Our own Robert Bly has just been awarded the Poetry Society of America's highest honor, the Frost Medal, for his "distinguished lifetime achievement in poetry." His close friend, Swedish poet Tomas Tranströmer, won the Nobel Prize in Literature in 2011. Publication of the correspondence of these two literary lions is a notable event, and long overdue. Thanks is owed to Graywolf Press for this delectable book, consisting of nearly 300 letters from three decades, and ably edited by poet Thomas R. Smith.

Bly, as editor of the feisty magazine The Fifties (later The Sixties and The Seventies), was leading the charge for a "new poetry," freed from old constraints and based on the intuitive image as a way of linking the inner and the outer worlds. The first step for young American poets, he said, was to learn from reading poetry in translation and by translating it oneself. Bly practiced as he preached, starting the Sixties Press in order to publish his own and others' translations from various languages. At the same time, his landmark first book of poetry, "Silence in the Snowy Fields," took the literary world by storm.
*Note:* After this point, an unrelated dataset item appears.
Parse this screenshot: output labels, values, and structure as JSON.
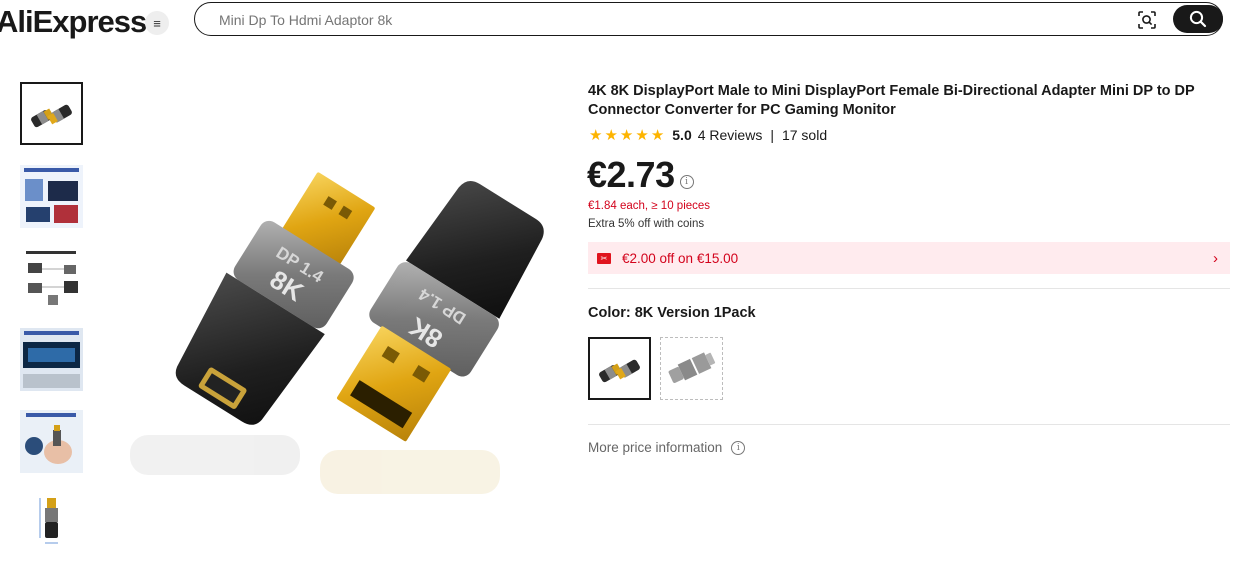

Then, in 1964, Tranströmer and Bly connected, finding "an instant kind of communion," and began at once to translate and learn from each other. Although theirs was a mutually beneficial relationship (conducted by mail and face-to-face), Tranströmer persistently deferred to Bly as "master." Bly was the first to translate a book of Tranströmer's into English. Many other translators followed suit.

Taking us behind the scenes, the letters gathered here reveal much about this great pair: their intimate and enduring friendship; the joys and sorrows of their personal and family lives; the nature of their respective societies and cultures; upheavals in national and world politics; their dreams and psychological insights; their buoyant good humor; literary news and gossip; and, most important, the processes of their own work and their literary collaboration. While both writers remark on their apparent occasional telepathy, translating did not happen by osmosis, but remained very hard work. Certainly part of the fascination of these letters for American readers is that Bly's public persona, his reputation for bombast and controversy, is hard to find. He and the more introverted Tranströmer both appear as their authentic private selves — generous, humble, vulnerable and self-deprecating to a fault.

As technological change presses ahead — with tweets, texting, Facebook comments and e-mail now standard means of communication — letter writing is a dying art, seen as quaint at best. Whether or not one is grateful for the speed and ease of electronic messaging, this marvelous collection, both entertaining and edifying, provides one opportunity to measure what has been lost.

Mark Gustafson, author of "The Odin House Harvest," is writing Robert Bly's biography. He lives in Minneapolis.